The process stops at block 535.
[0035] FIG. 6 is a flow diagram illustrating a lookup process of
querying the neighbor normal peers. This process provides further
details about the operation performed in block 530 of FIG. 5. The
process starts at block 605. Note that a query or request for
information about a desired peer may include hop count information.
The hop count information may be previously set as the request is
propagated to neighboring peers.
[0036] At block 610, the local storage of a peer is checked to see
if the requested information is already there. At block 615, the
result of the check in block 610 is verified to determine if the
requested information is located in the local storage. When the
requested information is located in the local storage, the process
flows to block 620 where the information is retrieved and sent back
to the requesting peer. The process then stops at block 670.
[0037] From block 615, when the requested information is not
located in the local storage, the process flows to block 625 where
the hop count is checked. Note that a hop count limit is set one
time as the request begins to be propagated to the neighbor peers.
As the request continues to be propagated, the hop count does not
need to be set but only need to be updated. At block 630, a test is
made to determine if the hop count limit has already been set. When
the hop count limit is set, the process flows to block 640. When
the hop count limit is not already set, the hop count limit is set
in block 635 and the process flows to block 640.

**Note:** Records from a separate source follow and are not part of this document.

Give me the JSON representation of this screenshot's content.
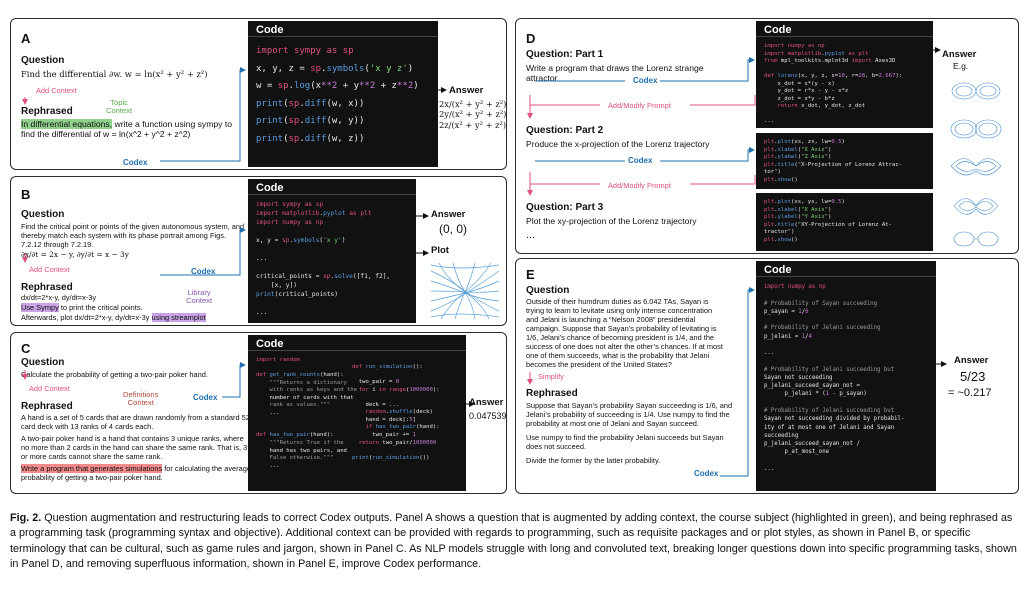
{
  "common": {
    "question": "Question",
    "rephrased": "Rephrased",
    "code": "Code",
    "answer": "Answer",
    "codex": "Codex",
    "add_context": "Add Context",
    "plot": "Plot"
  },
  "panelA": {
    "label": "A",
    "question": "Find the differential ∂w. w = ln(x² + y² + z²)",
    "topic": "Topic\nContext",
    "rephrased_hl": "In differential equations,",
    "rephrased_rest": " write a function using sympy to find the differential of w = ln(x^2 + y^2 + z^2)",
    "code": "import sympy as sp\nx, y, z = sp.symbols('x y z')\nw = sp.log(x**2 + y**2 + z**2)\nprint(sp.diff(w, x))\nprint(sp.diff(w, y))\nprint(sp.diff(w, z))",
    "answer": "2x/(x² + y² + z²)\n2y/(x² + y² + z²)\n2z/(x² + y² + z²)"
  },
  "panelB": {
    "label": "B",
    "question": "Find the critical point or points of the given autonomous system, and thereby match each system with its phase portrait among Figs. 7.2.12 through 7.2.19.",
    "equation": "∂x/∂t = 2x − y,  ∂y/∂t = x − 3y",
    "rephrased_1": "dx/dt=2*x-y, dy/dt=x-3y",
    "rephrased_hl1": "Use Sympy",
    "rephrased_2": " to print the critical points.",
    "rephrased_3": "Afterwards, plot dx/dt=2*x-y, dy/dt=x-3y ",
    "rephrased_hl2": "using streamplot",
    "library": "Library\nContext",
    "code": "import sympy as sp\nimport matplotlib.pyplot as plt\nimport numpy as np\n\nx, y = sp.symbols('x y')\n\n...\n\ncritical_points = sp.solve([f1, f2],\n    [x, y])\nprint(critical_points)\n\n...\n\nplt.streamplot(x_mesh, y_mesh, dx, dy)",
    "answer": "(0, 0)"
  },
  "panelC": {
    "label": "C",
    "question": "Calculate the probability of getting a two-pair poker hand.",
    "definitions": "Definitions\nContext",
    "rephrased_1": "A hand is a set of 5 cards that are drawn randomly from a standard 52 card deck with 13 ranks of 4 cards each.",
    "rephrased_2": "A two-pair poker hand is a hand that contains 3 unique ranks, where no more than 2 cards in the hand can share the same rank. That is, 3 or more cards cannot share the same rank.",
    "rephrased_hl": "Write a program that generates simulations",
    "rephrased_3": " for calculating the average probability of getting a two-pair poker hand.",
    "code_left": "import random\n\ndef get_rank_counts(hand):\n    \"\"\"Returns a dictionary\n    with ranks as keys and the\n    number of cards with that\n    rank as values.\"\"\"\n    ...\n\n\ndef has_two_pair(hand):\n    \"\"\"Returns True if the\n    hand has two pairs, and\n    False otherwise.\"\"\"\n    ...",
    "code_right": "\n\ndef run_simulation():\n\n  two_pair = 0\n  for i in range(1000000):\n\n    deck = ...\n    random.shuffle(deck)\n    hand = deck[:5]\n    if has_two_pair(hand):\n      two_pair += 1\n  return two_pair/1000000\n\nprint(run_simulation())",
    "answer": "0.047539"
  },
  "panelD": {
    "label": "D",
    "q1_head": "Question: Part 1",
    "q1": "Write a program that draws the Lorenz strange attractor",
    "q2_head": "Question: Part 2",
    "q2": "Produce the x-projection of the Lorenz trajectory",
    "q3_head": "Question: Part 3",
    "q3": "Plot the xy-projection of the Lorenz trajectory",
    "ellipsis": "...",
    "add_modify": "Add/Modify Prompt",
    "answer_eg": "E.g.",
    "code1": "import numpy as np\nimport matplotlib.pyplot as plt\nfrom mpl_toolkits.mplot3d import Axes3D\n\ndef lorenz(x, y, z, s=10, r=28, b=2.667):\n    x_dot = s*(y - x)\n    y_dot = r*x - y - x*z\n    z_dot = x*y - b*z\n    return x_dot, y_dot, z_dot\n\n...",
    "code2": "plt.plot(xs, zs, lw=0.5)\nplt.xlabel(\"X Axis\")\nplt.ylabel(\"Z Axis\")\nplt.title(\"X-Projection of Lorenz Attrac-\ntor\")\nplt.show()",
    "code3": "plt.plot(xs, ys, lw=0.5)\nplt.xlabel(\"X Axis\")\nplt.ylabel(\"Y Axis\")\nplt.title(\"XY-Projection of Lorenz At-\ntractor\")\nplt.show()"
  },
  "panelE": {
    "label": "E",
    "question": "Outside of their humdrum duties as 6.042 TAs, Sayan is trying to learn to levitate using only intense concentration and Jelani is launching a “Nelson 2008” presidential campaign. Suppose that Sayan’s probability of levitating is 1/6, Jelani’s chance of becoming president is 1/4, and the success of one does not alter the other’s chances. If at most one of them succeeds, what is the probability that Jelani becomes the president of the United States?",
    "simplify": "Simplify",
    "rephrased_1": "Suppose that Sayan’s probability Sayan succeeding is 1/6, and Jelani’s probability of succeeding is 1/4. Use numpy to find the probability at most one of Jelani and Sayan succeed.",
    "rephrased_2": "Use numpy to find the probability Jelani succeeds but Sayan does not succeed.",
    "rephrased_3": "Divide the former by the latter probability.",
    "code": "import numpy as np\n\n# Probability of Sayan succeeding\np_sayan = 1/6\n\n# Probability of Jelani succeeding\np_jelani = 1/4\n\n...\n\n# Probability of Jelani succeeding but\nSayan not succeeding\np_jelani_succeed_sayan_not =\n      p_jelani * (1 - p_sayan)\n\n# Probability of Jelani succeeding but\nSayan not succeeding divided by probabil-\nity of at most one of Jelani and Sayan\nsucceeding\np_jelani_succeed_sayan_not /\n      p_at_most_one\n\n...",
    "answer_frac": "5/23",
    "answer_approx": "= ~0.217"
  },
  "caption": {
    "label": "Fig. 2.",
    "text": " Question augmentation and restructuring leads to correct Codex outputs. Panel A shows a question that is augmented by adding context, the course subject (highlighted in green), and being rephrased as a programming task (programming syntax and objective). Additional context can be provided with regards to programming, such as requisite packages and or plot styles, as shown in Panel B, or specific terminology that can be cultural, such as game rules and jargon, shown in Panel C. As NLP models struggle with long and convoluted text, breaking longer questions down into specific programming tasks, shown in Panel D, and removing superfluous information, shown in Panel E, improve Codex performance."
  },
  "colors": {
    "code_bg": "#111111",
    "keyword": "#e0507a",
    "number": "#c77dd6",
    "func": "#5b9be0",
    "string": "#7fd37b",
    "comment": "#9a9a9a",
    "codex_blue": "#1f6fb0",
    "pink": "#e0507a"
  }
}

[0038] As described earlier, the hop count limit helps preventing
the request to be propagated indefinitely. At block 640, a test is
made to determine if the hop count limit is exceeded. When the hop
count is not exceeded, the process flows from block 640 to block
645 where the hop count is updated. At block 650, the request or
query is sent to each neighbor peer to locate the desired peer. The
process then flows to block 610 to check the local storage of the
neighbor peer for the requested information. From block 640, when
the hop count is exceeded, the process flows to block 660, and an
error is sent to the requesting peer. The process then stops at
block 670.
[0039] There may be a limit to the amount of information about the
normal peers that a super-peer may be able to handle. As described
earlier, this limit may be due to the capability rating of the
super-peer. As new normal peers join the network, the super-peer
may need help offloading the additional information. In one
embodiment, the super-peer may delegate one or more normal peers to
become additional super-peers. A normal peer may include a
willingness rating to indicate if the normal peer is willing to be
a super-peer. This willingness rating may be independent from the
capability rating of the normal peer. For example, a high
capability rating normal peer may have a low willingness rating and
thus would be less likely to be selected as a super-peer. A normal
peer that goes offline often may have a low willingness rating.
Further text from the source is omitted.